The city of Cuzco is situated at an elevation of 11,062 ft. above the sea level. In its vicinity the most important remains of Inca civilization have been found. The city itself was most interesting. Its handsome Spanish cathedral had a façade of beautifully designed columns and a fine central doorway. The great bell in one of the towers contained a large quantity of gold in the bronze, giving wonderful resonance to its vibrating notes. A solid silver altar of great height was to be admired in the interior of the cathedral, while the chancel was of marvellously carved wood. So was a supplementary altar which had been stored away behind the silver one.

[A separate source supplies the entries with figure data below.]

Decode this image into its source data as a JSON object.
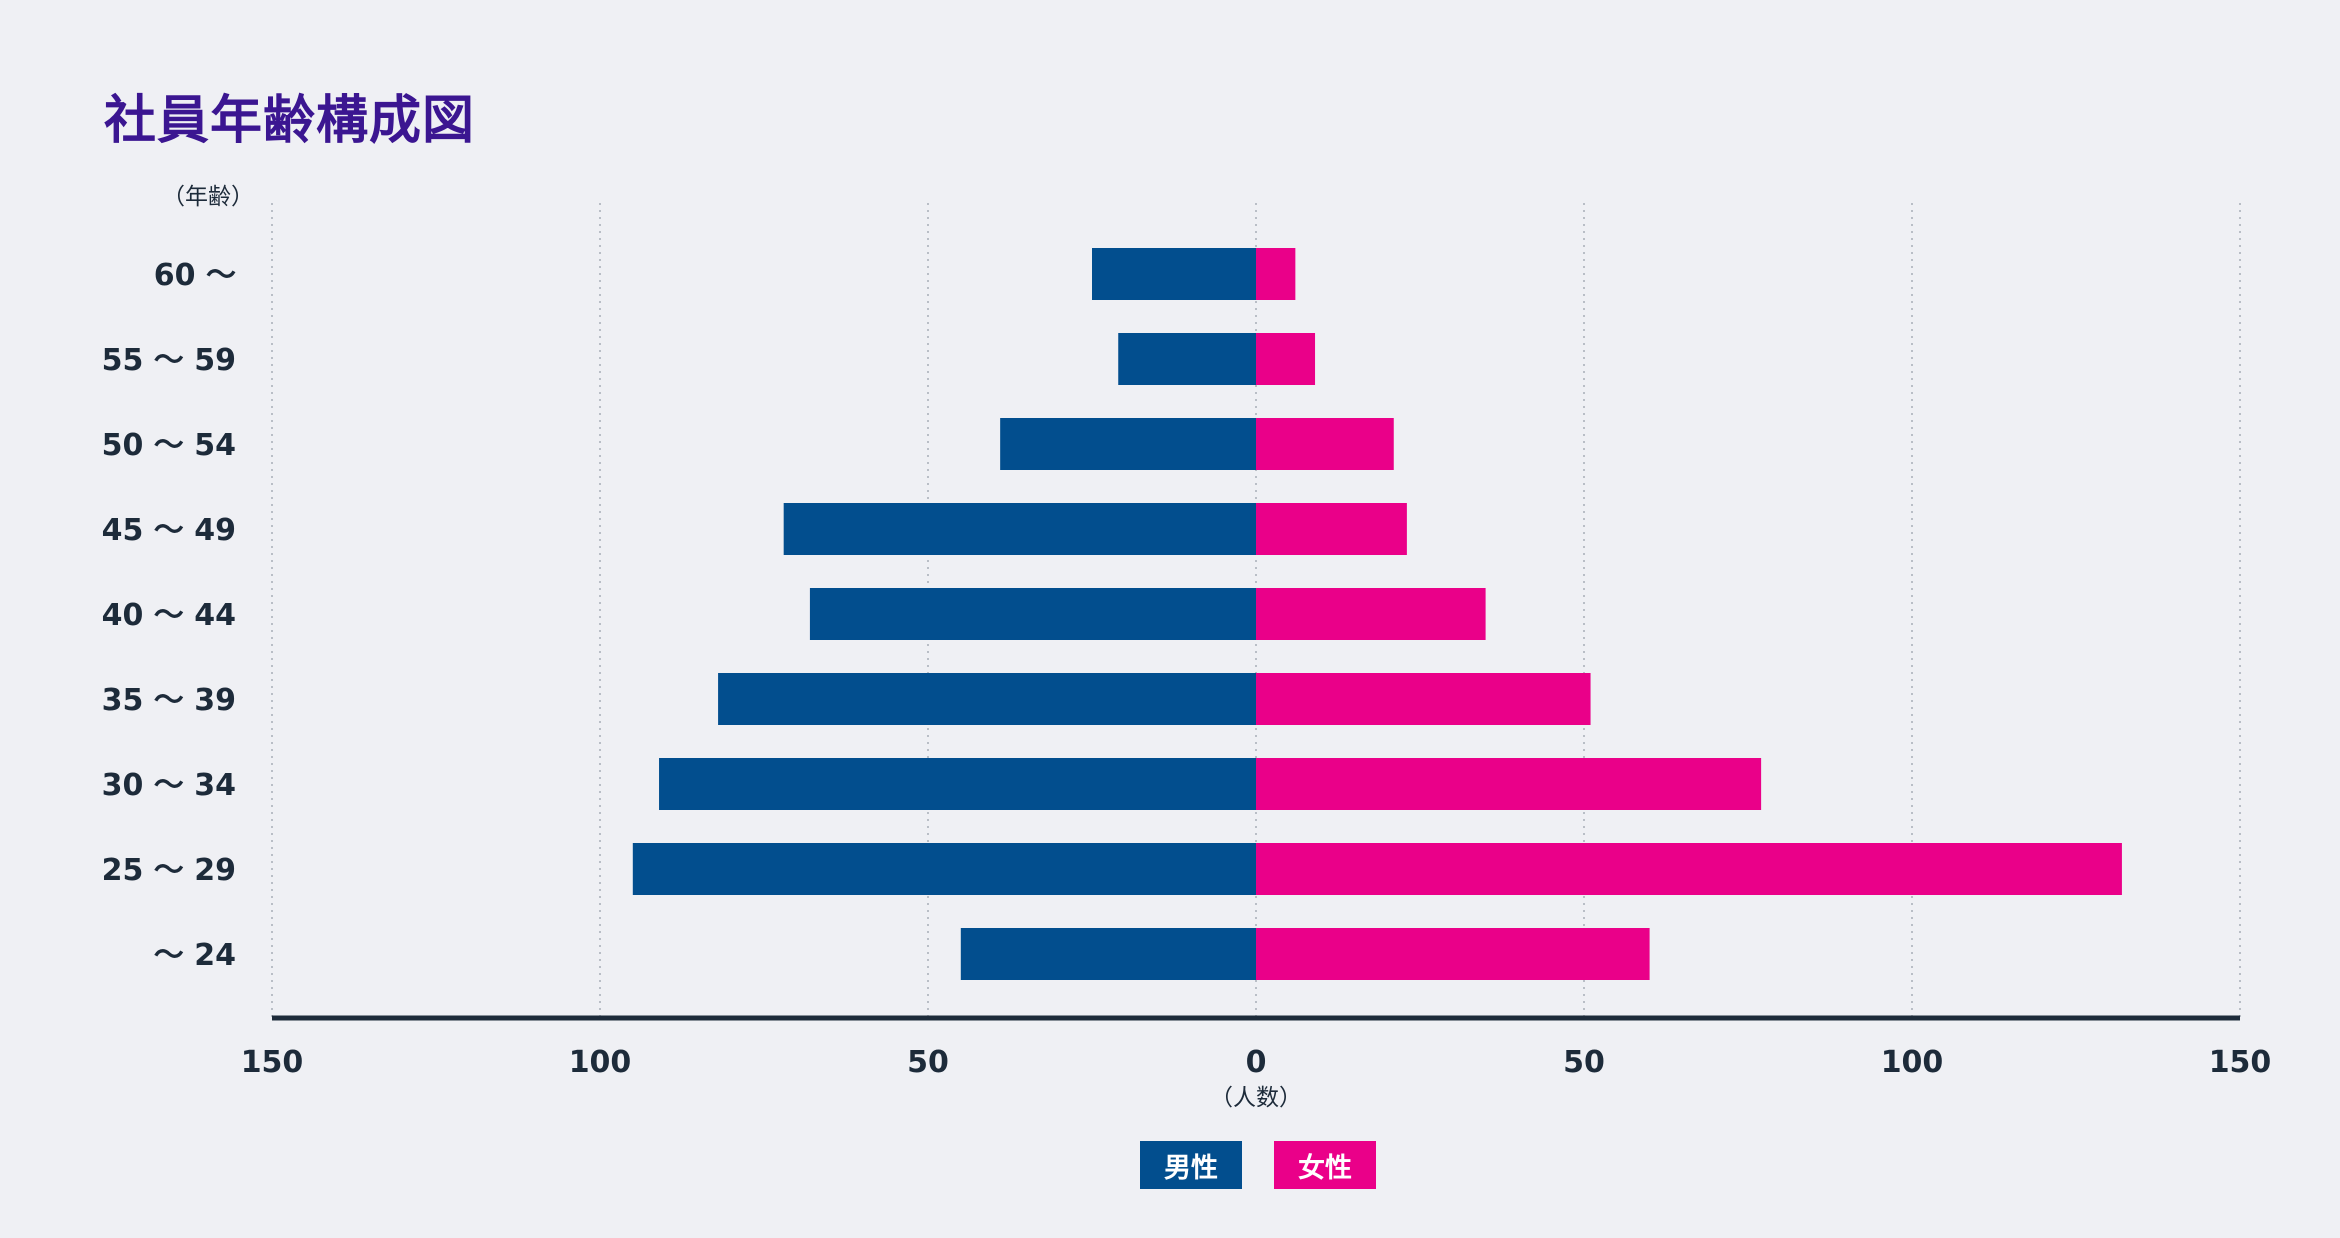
{
  "title": "社員年齢構成図",
  "colors": {
    "male": "#024e8e",
    "female": "#ea0089",
    "axis": "#1d2b3a",
    "grid": "#a7adb6",
    "text": "#1d2b3a",
    "title": "#3b1691",
    "background": "#eff0f4"
  },
  "chart_data": {
    "type": "bar",
    "orientation": "horizontal",
    "title": "社員年齢構成図",
    "ylabel": "（年齢）",
    "xlabel": "（人数）",
    "xlim": [
      -150,
      150
    ],
    "x_ticks": [
      -150,
      -100,
      -50,
      0,
      50,
      100,
      150
    ],
    "x_tick_labels": [
      "150",
      "100",
      "50",
      "0",
      "50",
      "100",
      "150"
    ],
    "categories": [
      "60 〜",
      "55 〜 59",
      "50 〜 54",
      "45 〜 49",
      "40 〜 44",
      "35 〜 39",
      "30 〜 34",
      "25 〜 29",
      "〜 24"
    ],
    "series": [
      {
        "name": "男性",
        "key": "male",
        "values": [
          25,
          21,
          39,
          72,
          68,
          82,
          91,
          95,
          45
        ]
      },
      {
        "name": "女性",
        "key": "female",
        "values": [
          6,
          9,
          21,
          23,
          35,
          51,
          77,
          132,
          60
        ]
      }
    ],
    "grid": true,
    "legend": "bottom-center"
  }
}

The principal square of Cuzco had recently been paved with cement, on which none of the natives could be induced to walk, as they were afraid of slipping, accustomed as they were to the roughest cobble-stone paving of their streets. Only the gentry of the city could be seen treading with great care on the polished pavement, and were looked upon with much admiration by the lower natives, who stared aghast from the porticoes around the square. In the centre of the square was a cheap terra-cotta statue of the Indian hero Atahualpa surmounting a fountain painted of a ghastly green. The gardens were nicely laid out with pretty lawns. Another beautiful church rose in the plaza, the doorway of which was also handsome, but not comparable in beauty with that of the cathedral. The stone carvings of its façade were nevertheless remarkable. There were arcades on three sides of the plaza, the houses being generally only one storey high above them. The buildings were painted light blue, pink, green, or bright yellow, the columns of beautifully cut stone being also covered with hideous paint to match.

Thanks to the kindness of the President of the Republic, Mr. B. B. Legujia, a telegram had been sent asking the Prefect of Cuzco to give me every possible assistance in visiting the Inca ruins in the neighbourhood. The Prefect, Mr. J. J. V. Cuñer, kindly placed at my disposal three excellent horses and an orderly.

It is seldom one can visit a place where the people have more primitive habits than in the city of Cuzco. The streets, so wonderfully picturesque, were not fit to walk upon. The people threw into them all that can be thrown out of the houses, which possess no sanitary arrangements of any kind. Much of the pleasure of looking at the magnificent Inca walls—constructed of great blocks of stone so well fitted that no cement was necessary to hold them together—was really lost through being absolutely stifled by the suffocating odour which was everywhere prevalent in Cuzco.

The photographs that are reproduced in the illustrations of this book will give an idea of the grandeur of the Inca works better than any description. As I intend to produce at a later date a special work on that country, I am unable here to go fully into the history of the marvellous civilization of that race.

A photograph will be seen in one of the illustrations showing the immensity of the three-walled fortress of Sacsayhuaman. Another photograph will show with what accuracy the Incas could carve stone—which, mind you, in those days must have been much softer than it is now, and not unlike the sandstone that is used in England for building purposes.

Many curious subterranean passages were to be found on the mountains near Cuzco, the entrances to which were among picturesque rocks. The Incas seemed to have a regular mania for carving steps and angular channels in rocks. Not far from the fortress could be found the place of recreation of the Incas—the Rodadeiro—over which the Incas tobogganed, perhaps sitting on hides. Thousands and thousands of people must have gone in for the sport, as the solid rock was deeply grooved by the friction of the persons who have slid on it.

The remains of ancient altars for the worship of the sun and an Inca throne, where the king of the Incas must have sat while battles were taking place, were indeed most interesting to examine.

More interesting than any other to me was the particular spot on the mountain side where a kind of throne existed carved out of a huge block of rock, and where a battle of the Incas against their enemies could be reconstructed. Mounds of ammunition, consisting of round stones as big as a lawn-tennis ball, had been accumulated above and near the throne. Just below that high spot I found scattered upon the mountain side quantities of ammunition which had evidently been thrown by the Incas at the attacking foes.